Regarding your comment about “Note that, this was something you should have attempted by reading the documentation and trying out some examples” I DID read the documentation and I DID try some examples. I also SUCCESSFULLY wired up split testing and it appears to be working perfectly. That’s why I reached out in the first place, to try to understand why NOT to use split testing for this-- I was looking for the hidden gotcha that might bite us. If those docs existed you certainly haven’t managed to send them to me.

It seems like your split testing employs some kind of logic that is NOT tied to a specific branch 's code becasue you can configure which branch is being used for the split test without modifying the code for that branch itself. That would be handy but given that I’m never going to be allowed the privilege of the specifics of what the limitations actually ARE (e.g. “we don’t rewrite cookies” or “we don’t dynamically change origin headers” etc) I agree it’s better that we roll our own solution, even though the Netlify provided one might be much better for us.

While I do understand that you may be frustrated by the response times, there is no guaranteed response time for non-Enterprise support tickets.

Also, regardless of how long you waited, it is never appropriate behavior to be insulting or to shout. Writing in all upper-case letters is widely considered rude with regards to internet etiquette. You have written in all upper-case letters over a dozen times above. Besides the shouting, you are using insulting adjectives to describe the work our Support team does. For example, these are words you have chosen to describe our work:

  • vacuous
  • useless

I realize those adjectives were used to describe responses and not people. However, the emotional impact of those words on the people that work hard to provide answers will likely be quite similar. Saying “your reply is useless” will have the same emotional impact as saying “you are useless” for many people. Comments like “since you’ve got your nose out of joint” are also rude. Even if you did not intend to offend, it feels hard to consider that this was not a conscious effort.

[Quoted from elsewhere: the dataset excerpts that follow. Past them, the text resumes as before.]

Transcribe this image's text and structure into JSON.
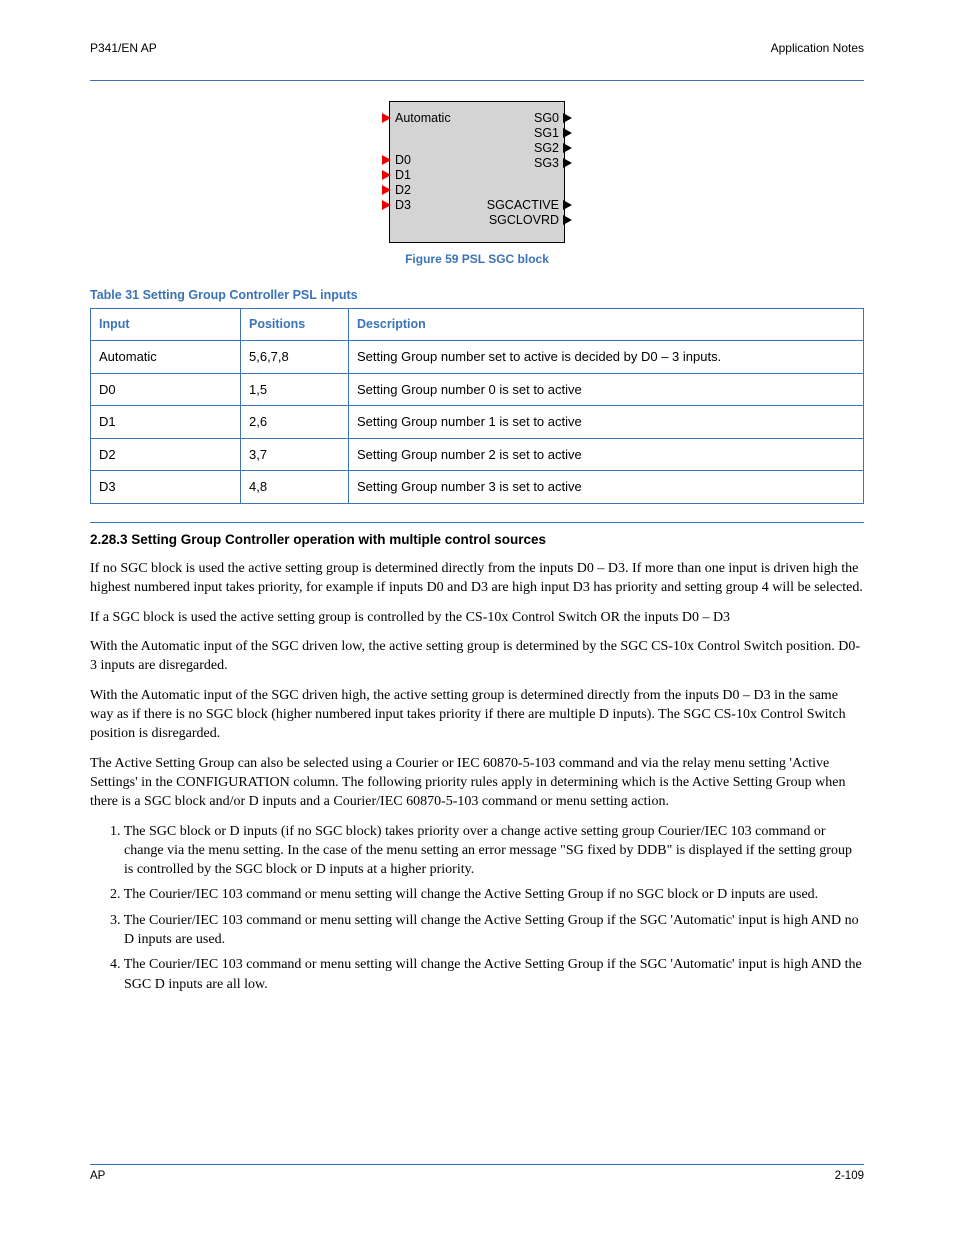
{
  "header": {
    "left": "P341/EN AP",
    "right": "Application Notes"
  },
  "diagram": {
    "inputs": {
      "auto": "Automatic",
      "d0": "D0",
      "d1": "D1",
      "d2": "D2",
      "d3": "D3"
    },
    "outputs": {
      "sg0": "SG0",
      "sg1": "SG1",
      "sg2": "SG2",
      "sg3": "SG3",
      "active": "SGCACTIVE",
      "ovrd": "SGCLOVRD"
    }
  },
  "figure_caption": "Figure 59 PSL SGC block",
  "table_caption": "Table 31 Setting Group Controller PSL inputs",
  "table_head": {
    "input": "Input",
    "pos": "Positions",
    "desc": "Description"
  },
  "table_rows": [
    {
      "input": "Automatic",
      "pos": "5,6,7,8",
      "desc": "Setting Group number set to active is decided by D0 – 3 inputs."
    },
    {
      "input": "D0",
      "pos": "1,5",
      "desc": "Setting Group number 0 is set to active"
    },
    {
      "input": "D1",
      "pos": "2,6",
      "desc": "Setting Group number 1 is set to active"
    },
    {
      "input": "D2",
      "pos": "3,7",
      "desc": "Setting Group number 2 is set to active"
    },
    {
      "input": "D3",
      "pos": "4,8",
      "desc": "Setting Group number 3 is set to active"
    }
  ],
  "section_title": "2.28.3 Setting Group Controller operation with multiple control sources",
  "paragraphs": {
    "p1": "If no SGC block is used the active setting group is determined directly from the inputs D0 – D3. If more than one input is driven high the highest numbered input takes priority, for example if inputs D0 and D3 are high input D3 has priority and setting group 4 will be selected.",
    "p2": "If a SGC block is used the active setting group is controlled by the CS-10x Control Switch OR the inputs D0 – D3",
    "p3": "With the Automatic input of the SGC driven low, the active setting group is determined by the SGC CS-10x Control Switch position. D0-3 inputs are disregarded.",
    "p4": "With the Automatic input of the SGC driven high, the active setting group is determined directly from the inputs D0 – D3 in the same way as if there is no SGC block (higher numbered input takes priority if there are multiple D inputs). The SGC CS-10x Control Switch position is disregarded.",
    "p5": "The Active Setting Group can also be selected using a Courier or IEC 60870-5-103 command and via the relay menu setting 'Active Settings' in the CONFIGURATION column. The following priority rules apply in determining which is the Active Setting Group when there is a SGC block and/or D inputs and a Courier/IEC 60870-5-103 command or menu setting action.",
    "l1": "1. The SGC block or D inputs (if no SGC block) takes priority over a change active setting group Courier/IEC 103 command or change via the menu setting. In the case of the menu setting an error message \"SG fixed by DDB\" is displayed if the setting group is controlled by the SGC block or D inputs at a higher priority.",
    "l2": "2. The Courier/IEC 103 command or menu setting will change the Active Setting Group if no SGC block or D inputs are used.",
    "l3": "3. The Courier/IEC 103 command or menu setting will change the Active Setting Group if the SGC 'Automatic' input is high AND no D inputs are used.",
    "l4": "4. The Courier/IEC 103 command or menu setting will change the Active Setting Group if the SGC 'Automatic' input is high AND the SGC D inputs are all low."
  },
  "footer": {
    "left": "AP",
    "right": "2-109"
  }
}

In the past, we had subtly hinted you to be a bit softer:

… but since this problem continues, I felt the need to make an extra effort to address this before it becomes a bigger problem for any further communication here. To promote a healthy discussion instead of an heated argument, we’d only continue to communicate further provided you decide to calm down.

With all that out of the way, I apologise on my part for the confusion. When talking about proxies, the more common use-case that causes an issue is proxying to Netlify. Thus, I assumed you’re asking about the same. In that context, the answer I provided was relevant. Upon further review, it seems you were asking about proxying from Netlify. With regards to the proxying not playing well with our split tests, there are two specific edge cases where the split test feature doesn’t work well with regards to proxying:

  • when the site in question has proxy redirect rules that differ between two branches (because the third-party proxy targets might set cache-control headers that break the split test for the proxied URLs)
  • when you proxy within Netlify (from one Netlify site to another) and the proxy target site (the site being proxied to) has split testing enabled

As you do not appear to be using different redirect rules in the two split tests and you are not proxying within Netlify’s infrastructure to a site with split testing enabled, neither of the caveats above will apply here. I do think you can use the in beta split testing feature here without running into any of the unhandled edge cases above.